You may choose whatever definition you like, but please report what
are you using.

In [18]:
XX = np.matmul(X.T, X)

condition = np.linalg.cond(XX)
print('condition #: ', condition)# 5.91706511753

condition #:  5.91706511753


#### 4.1.3 Compute your regression coefficients using the formula above.
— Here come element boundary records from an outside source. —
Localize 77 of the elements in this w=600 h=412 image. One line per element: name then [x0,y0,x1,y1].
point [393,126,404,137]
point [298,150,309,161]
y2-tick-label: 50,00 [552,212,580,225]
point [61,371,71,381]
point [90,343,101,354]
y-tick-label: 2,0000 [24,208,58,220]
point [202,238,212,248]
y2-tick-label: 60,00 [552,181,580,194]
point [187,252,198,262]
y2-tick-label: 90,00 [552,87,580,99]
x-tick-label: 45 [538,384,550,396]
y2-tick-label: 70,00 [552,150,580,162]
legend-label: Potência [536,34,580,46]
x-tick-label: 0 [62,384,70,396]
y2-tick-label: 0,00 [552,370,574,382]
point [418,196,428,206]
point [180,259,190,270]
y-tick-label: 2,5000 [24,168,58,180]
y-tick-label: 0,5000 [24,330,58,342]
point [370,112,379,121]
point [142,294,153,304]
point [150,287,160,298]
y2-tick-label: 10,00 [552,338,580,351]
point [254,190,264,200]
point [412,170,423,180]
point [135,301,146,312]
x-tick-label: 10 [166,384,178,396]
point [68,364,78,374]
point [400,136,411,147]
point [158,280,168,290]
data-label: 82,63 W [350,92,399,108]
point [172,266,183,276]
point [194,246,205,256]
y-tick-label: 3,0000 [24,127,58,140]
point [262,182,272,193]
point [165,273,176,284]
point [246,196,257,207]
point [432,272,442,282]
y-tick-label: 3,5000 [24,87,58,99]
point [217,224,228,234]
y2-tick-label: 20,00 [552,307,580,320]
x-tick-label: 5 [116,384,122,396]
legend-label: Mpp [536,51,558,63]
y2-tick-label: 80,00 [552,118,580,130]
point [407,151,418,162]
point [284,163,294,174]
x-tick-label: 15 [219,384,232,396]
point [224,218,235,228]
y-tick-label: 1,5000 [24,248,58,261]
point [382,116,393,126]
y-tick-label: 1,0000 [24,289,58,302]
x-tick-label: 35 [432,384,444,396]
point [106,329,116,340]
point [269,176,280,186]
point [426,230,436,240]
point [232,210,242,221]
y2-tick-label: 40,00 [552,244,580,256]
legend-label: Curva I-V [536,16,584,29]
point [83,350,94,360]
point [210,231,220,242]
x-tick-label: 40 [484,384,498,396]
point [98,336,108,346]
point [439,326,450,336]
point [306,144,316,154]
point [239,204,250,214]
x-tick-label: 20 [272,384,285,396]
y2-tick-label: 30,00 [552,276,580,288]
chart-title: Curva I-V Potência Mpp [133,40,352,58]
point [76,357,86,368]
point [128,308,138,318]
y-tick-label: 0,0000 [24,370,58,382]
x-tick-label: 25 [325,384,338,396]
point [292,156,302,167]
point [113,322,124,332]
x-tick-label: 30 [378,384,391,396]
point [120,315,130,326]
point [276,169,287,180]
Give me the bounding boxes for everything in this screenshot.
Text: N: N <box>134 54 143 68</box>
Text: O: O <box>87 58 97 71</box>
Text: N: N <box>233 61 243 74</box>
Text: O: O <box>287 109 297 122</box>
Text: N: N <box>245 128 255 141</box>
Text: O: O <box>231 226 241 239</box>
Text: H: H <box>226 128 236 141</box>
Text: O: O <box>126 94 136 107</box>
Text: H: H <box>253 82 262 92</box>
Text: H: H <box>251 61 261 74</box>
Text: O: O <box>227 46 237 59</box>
Note: you also need your outcome variable $y$ in numeric matrix
form. 

In [28]:
y = data[['death']].as_matrix()
beta = np.matmul(np.linalg.inv(XX),X.T)
beta = np.matmul(beta, y)
beta # column vector

array([[  1.18546603e-01],
       [  1.16526175e-02],
       [ -7.45104137e-05],
       [  2.96365651e-07],
       [  2.30153708e-02],
       [  5.46474537e-02]])

#### 4.1.4 Compare your coefficients here with the OLS results above.

In [None]:
# They are the same.

### 4.2 Second Model

Repeat the previous steps 1..4 for the second model, involving $age$,
$age^2$, and $age^3$.

In [19]:
d = data[['age', 'age2', 'age3','sex', 'swang1']]
X = sm.add_constant(d).as_matrix()
X

array([[  1.00000000e+00,   7.02509766e+01,   4.93519971e+03,
          3.46702600e+05,   1.00000000e+00,   0.00000000e+00],
       [  1.00000000e+00,   7.81789551e+01,   6.11194902e+03,
          4.77825788e+05,   0.00000000e+00,   1.00000000e+00],
       [  1.00000000e+00,   4.60919800e+01,   2.12447062e+03,
          9.79210573e+04,   0.00000000e+00,   1.00000000e+00],
       ..., 
       [  1.00000000e+00,   8.04849854e+01,   6.47783287e+03,
          5.21368284e+05,   1.00000000e+00,   0.00000000e+00],
       [  1.00000000e+00,   6.73789673e+01,   4.53992523e+03,
          3.05895474e+05,   1.00000000e+00,   0.00000000e+00],
       [  1.00000000e+00,   5.46639709e+01,   2.98814971e+03,
          1.63344129e+05,   0.00000000e+00,   0.00000000e+00]])

In [20]:
XX = np.matmul(X.T, X)

condition = np.linalg.cond(XX)
print('condition #: ', condition) # 6.81925770479e+13

condition #:  6.81925770479e+13


Compare the results with the regression output.  Comment the condition
numbers you got.

The coefficients are the same.  One can see that the condition number
is enormous, so there may be numeric problems.